# MUTUAL INFORMATION

Mutual information is one of many quantities that measures how much one random variables tells us about another. 

Consider this formula below:


$\displaystyle\sum_{n=ij} ^{\infty} P_{ij} * log (P_{ij}) $    -  $\displaystyle\sum_{n=j} ^{\infty} P_{i} * log (P_{i}) $  - $\displaystyle\sum_{n=i} ^{\infty} P_{j} * log (P_{j}) $ 


Implement this mutual probability formula in python.


$                    P_{i}$   =      $\displaystyle\sum_{n=j} ^{\infty} P_{ij}  $ 

and
 
 $                   P_{j}$   =       $\displaystyle\sum_{n=i} ^{\infty} P_{ij}  $ 

# SOLUTION

First to understand the question, we have to understand a 2 dimensional array which is signified by '$P_{ij}$'

A two dimensional array is somewhat similar to a matrix. It has just rows and columns. The two of them could be of any length. 

From the formula, we also have the 1-d array signified by '$P_{i}$' and '$P_{j}$'. A 1-D array is usually called a vector!

In the 2-d array, we signify the first term `i` as the row and the term `j` as the column. Therefore, the term   '$ P_{i}$' is a row vector. Now the issue is converting a 2-d array to a row vector. From the formula, we see the relationship between the 2d array and the row vector is established as the summation of all the column terms i.e. `the 'j' term`. The sum of all the column terms will result in a row vector.

The same goes for '$ P_{j}$' which is a column vector. This vector here is the sum of the row terms i.e. `the 'i' term`. 



# TEST CASES

To capture all faults we have the list of possible test cases.
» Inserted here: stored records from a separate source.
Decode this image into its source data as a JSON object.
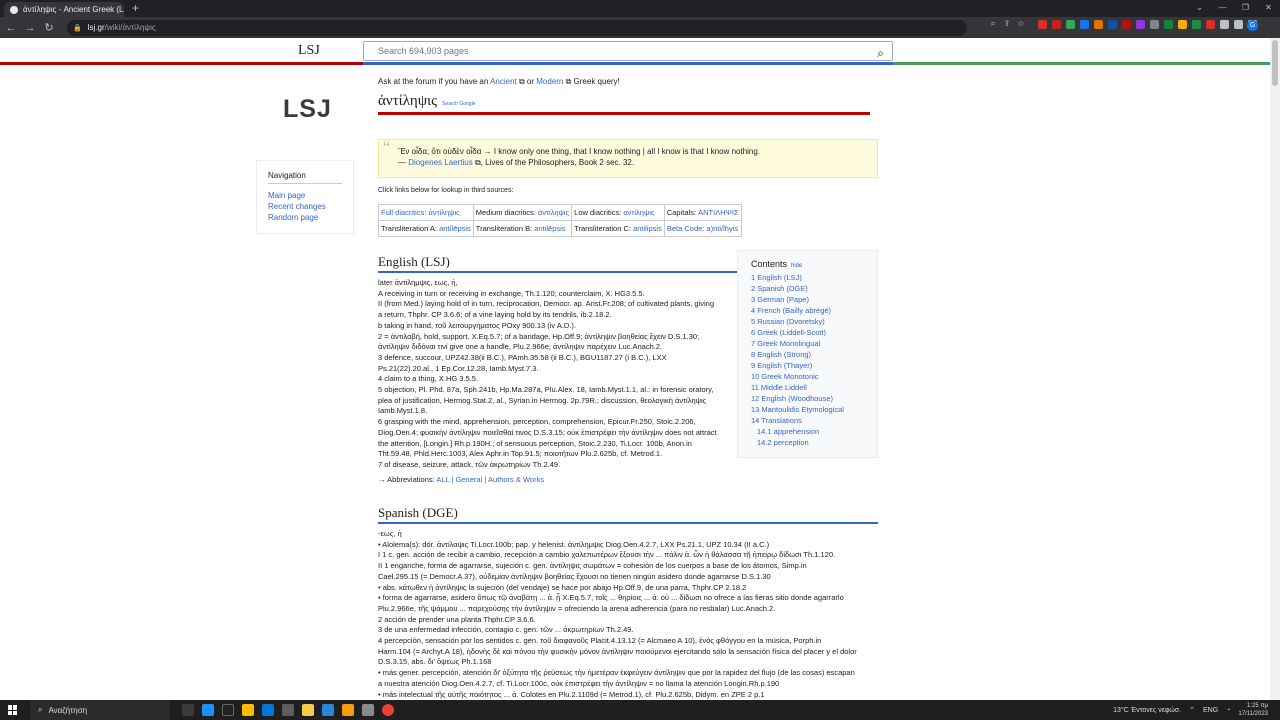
{
  "browser": {
    "tab_title": "ἀντίληψις - Ancient Greek (LSJ)",
    "url_host": "lsj.gr",
    "url_path": "/wiki/ἀντίληψις"
  },
  "header": {
    "brand": "LSJ",
    "search_placeholder": "Search 694,903 pages",
    "logo": "LSJ"
  },
  "colors": {
    "accent_left": "#b00000",
    "accent_mid": "#3366cc",
    "accent_right": "#4a9a5c"
  },
  "navigation": {
    "title": "Navigation",
    "items": [
      "Main page",
      "Recent changes",
      "Random page"
    ]
  },
  "notice": {
    "prefix": "Ask at the forum if you have an ",
    "ancient": "Ancient",
    "or": " or ",
    "modern": "Modern",
    "suffix": " Greek query!"
  },
  "lemma": {
    "word": "ἀντίληψις",
    "search_google": "Search Google"
  },
  "quote": {
    "line1": "Ἓν οἶδα, ὅτι οὐδὲν οἶδα → I know only one thing, that I know nothing | all I know is that I know nothing.",
    "line2_prefix": "— ",
    "author": "Diogenes Laertius",
    "line2_suffix": ", Lives of the Philosophers, Book 2 sec. 32."
  },
  "click_links": "Click links below for lookup in third sources:",
  "lookup": [
    [
      {
        "l": "Full diacritics: ",
        "v": "ἀντίληψις"
      },
      {
        "l": "Medium diacritics: ",
        "v": "ἀντίληψις"
      },
      {
        "l": "Low diacritics: ",
        "v": "αντίληψις"
      },
      {
        "l": "Capitals: ",
        "v": "ΑΝΤΙΛΗΨΙΣ"
      }
    ],
    [
      {
        "l": "Transliteration A: ",
        "v": "antílēpsis"
      },
      {
        "l": "Transliteration B: ",
        "v": "antilēpsis"
      },
      {
        "l": "Transliteration C: ",
        "v": "antilipsis"
      },
      {
        "l": "Beta Code: ",
        "v": "a)nti/lhyis"
      }
    ]
  ],
  "sections": {
    "english": "English (LSJ)",
    "spanish": "Spanish (DGE)"
  },
  "toc": {
    "title": "Contents",
    "hide": "hide",
    "items": [
      "1 English (LSJ)",
      "2 Spanish (DGE)",
      "3 German (Pape)",
      "4 French (Bailly abrégé)",
      "5 Russian (Dvoretsky)",
      "6 Greek (Liddell-Scott)",
      "7 Greek Monolingual",
      "8 English (Strong)",
      "9 English (Thayer)",
      "10 Greek Monotonic",
      "11 Middle Liddell",
      "12 English (Woodhouse)",
      "13 Mantoulidis Etymological",
      "14 Translations"
    ],
    "sub": [
      "14.1 apprehension",
      "14.2 perception"
    ]
  },
  "english_lines": [
    "later ἀντίλημψις, εως, ἡ,",
    "A  receiving in turn or receiving in exchange, Th.1.120; counterclaim, X. HG3.5.5.",
    "II  (from Med.) laying hold of in turn, reciprocation, Democr. ap. Arist.Fr.208; of cultivated plants, giving",
    "a return, Thphr. CP 3.6.6; of a vine laying hold by its tendrils, ib.2.18.2.",
    "b  taking in hand, τοῦ λειτουργήματος POxy 900.13 (iv A.D.).",
    "2  = ἀντιλαβή, hold, support, X.Eq.5.7; of a bandage, Hp.Off.9; ἀντίληψιν βοηθείας ἔχειν D.S.1.30;",
    "ἀντίληψιν διδόναι τινί give one a handle, Plu.2.966e; ἀντίληψιν παρέχειν Luc.Anach.2.",
    "3  defence, succour, UPZ42.38(ii B.C.), PAmh.35.58 (ii B.C.), BGU1187.27 (i B.C.), LXX",
    "Ps.21(22).20.al., 1 Ep.Cor.12.28, Iamb.Myst.7.3.",
    "4  claim to a thing, X.HG 3.5.5.",
    "5  objection, Pl. Phd. 87a, Sph.241b, Hp.Ma.287a, Plu.Alex. 18, Iamb.Myst.1.1, al.: in forensic oratory,",
    "plea of justification, Hermog.Stat.2, al., Syrian.in Hermog. 2p.79R.; discussion, θεολογικὴ ἀντίληψις",
    "Iamb.Myst.1.8.",
    "6  grasping with the mind, apprehension, perception, comprehension, Epicur.Fr.250, Stoic.2.206,",
    "Diog.Oen.4; φυσικὴν ἀντίληψιν ποιεῖσθαί τινος D.S.3.15; οὐκ ἐπιστρέφει τὴν ἀντίληψιν does not attract",
    "the attention, [Longin.] Rh.p.190H.; of sensuous perception, Stoic.2.230, Ti.Locr. 100b, Anon.in",
    "Tht.59.48, Phld.Herc.1003, Alex Aphr.in Top.91.5; ποιοτήτων Plu.2.625b, cf. Metrod.1.",
    "7  of disease, seizure, attack, τῶν ἀκρωτηρίων Th.2.49."
  ],
  "abbreviations": {
    "label": "→ Abbreviations: ",
    "links": "ALL | General | Authors & Works"
  },
  "spanish_lines": [
    "-εως, ἡ",
    "• Alolema(s): dór. ἀντίλαψις Ti.Locr.100b; pap. y helenist. ἀντίλημψις Diog.Oen.4.2.7, LXX Ps.21.1, UPZ 10.34 (II a.C.)",
    "I   1 c. gen. acción de recibir a cambio, recepción a cambio χαλεπωτέρων ἔξουσι τὴν ... πάλιν ἀ. ὧν ἡ θάλασσα τῇ ἠπείρῳ δίδωσι Th.1.120.",
    "II   1 enganche, forma de agarrarse, sujeción c. gen. ἀντίληψις σωμάτων = cohesión de los cuerpos a base de los átomos, Simp.in",
    "Cael.295.15 (= Democr.A 37), οὐδεμίαν ἀντίληψιν βοηθείας ἔχουσι no tienen ningún asidero donde agarrarse D.S.1.30",
    "• abs. κάτωθεν ἡ ἀντίληψις la sujeción (del vendaje) se hace por abajo Hp.Off.9, de una parra, Thphr.CP 2.18.2",
    "• forma de agarrarse, asidero ὅπως τῷ ἀναβάτῃ ... ἀ. ᾖ X.Eq.5.7, τοῖς ... θηρίοις ... ἀ. οὐ ... δίδωσι no ofrece a las fieras sitio donde agarrarlo",
    "Plu.2.966e, τῆς ψάμμου ... παρεχούσης τὴν ἀντίληψιν = ofreciendo la arena adherencia (para no resbalar) Luc.Anach.2.",
    "2  acción de prender una planta Thphr.CP 3.6.6.",
    "3  de una enfermedad infección, contagio c. gen. τῶν ... ἀκρωτηρίων Th.2.49.",
    "4  percepción, sensación por los sentidos c. gen. τοῦ διαφανοῦς Placit.4.13.12 (= Alcmaeo A 10), ἐνὸς φθόγγου en la música, Porph.in",
    "Harm.104 (= Archyt.A 18), ἡδονὴς δὲ καὶ πόνου τὴν φυσικὴν μόνον ἀντίληψιν ποιούμενοι ejercitando sólo la sensación física del placer y el dolor",
    "D.S.3.15, abs. δι' ὄψεως Ph.1.168",
    "• más gener. percepción, atención δι' ὀξύτητα τῆς ῥεύσεως τὴν ἡμετέραν ἐκφεύγειν ἀντίληψιν que por la rapidez del flujo (de las cosas) escapan",
    "a nuestra atención Diog.Oen.4.2.7, cf. Ti.Locr.100c, οὐκ ἐπιστρέφει τὴν ἀντίληψιν = no llama la atención Longin.Rh.p.190",
    "• más intelectual τῆς αὐτῆς ποιότητος ... ἀ. Colotes en Plu.2.1109d (= Metrod.1), cf. Plu.2.625b, Didym. en ZPE 2 p.1"
  ],
  "taskbar": {
    "search": "Αναζήτηση",
    "weather": "13°C  Έντονες νεφώσ.",
    "lang": "ENG",
    "time": "1:25 πμ",
    "date": "17/11/2023"
  }
}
1. The function can work for a 1 by 1 array
2. The function can work for a vector (i by 1 array)
3. The function can work for a square matrix of any length 
4. The function can work for a rectangular matrix of any length
5. The function can work for 0
6. The function can work for integers and floats

In [1]:
import pandas as pd
import numpy as np
import warnings
warnings.filterwarnings('ignore')

In [2]:
def formula (array):
    Array_Format = np.array(array) #First Format to Array
    if len(Array_Format.shape) == 0:
        Array_Format = np.array([[Array_Format]])
        
    elif len(Array_Format.shape) == 1:
        Array_Format = np.array([Array_Format])
        
    elif len(Array_Format.shape) > 2:
        return print('Maximum of 2D-ARRAY')
        
    Log_Array_Format = np.log(Array_Format) #Then get the log of the Array
    Log_Array_Format = np.nan_to_num(Log_Array_Format) #This sets arrays that do not have log to return 0
    
    col_totals = Array_Format.sum(axis=0) #Add all the columns together to get the row vector
    col_log = np.log(col_totals) #Find the log of the row vector
    col_log = np.nan_to_num(col_log) #This sets arrays that do not have log to return 0
    
    row_totals = Array_Format.sum(axis=1) #Add all the rows together to get the column vector
    row_log = np.log(row_totals) #Find the log of the column vector
    row_log = np.nan_to_num(row_log) #This sets arrays that do not have log to return 0
   
    #Perform a scalar multiplication and add the sum to infinity
    return (np.sum(Array_Format * Log_Array_Format) - np.sum(col_totals * col_log) - np.sum(row_totals * row_log))


In [3]:
tests = [{'test1':np.random.randint(10,  size = (1, 1)),
       'test2':np.random.randint(10,  size = (5, 1)),
       'test3':np.random.randint(100,  size = (15, 15)),
        'test4':np.random.randint(1000,  size = (150, 200)),
        'test5':0
       }]

In [4]:
#Test Case 1
formula(np.random.randint(10,  size = (1, 1)))

-13.621371043387192

In [5]:
#Test Case 2
formula(np.random.randint(10,  size = (5, 1)))

-72.11636696637044

In [6]:
#Test Case 3
formula(np.random.randint(100,  size = (15, 15)))

-108385.13595732226

In [7]:
#Test Case 4
formula(np.random.randint(1000,  size = (150, 200)))

-244144020.02602667

In [8]:
#Test Case 5
formula([0])

0.0

In [9]:
#Test Case 6
formula(97.8)

-448.21002363458746

The `formula function` can take in your matrix and solve it according to the formula above. 

It took test cases of users who put in 1dimensional arrays and also, users that input integers.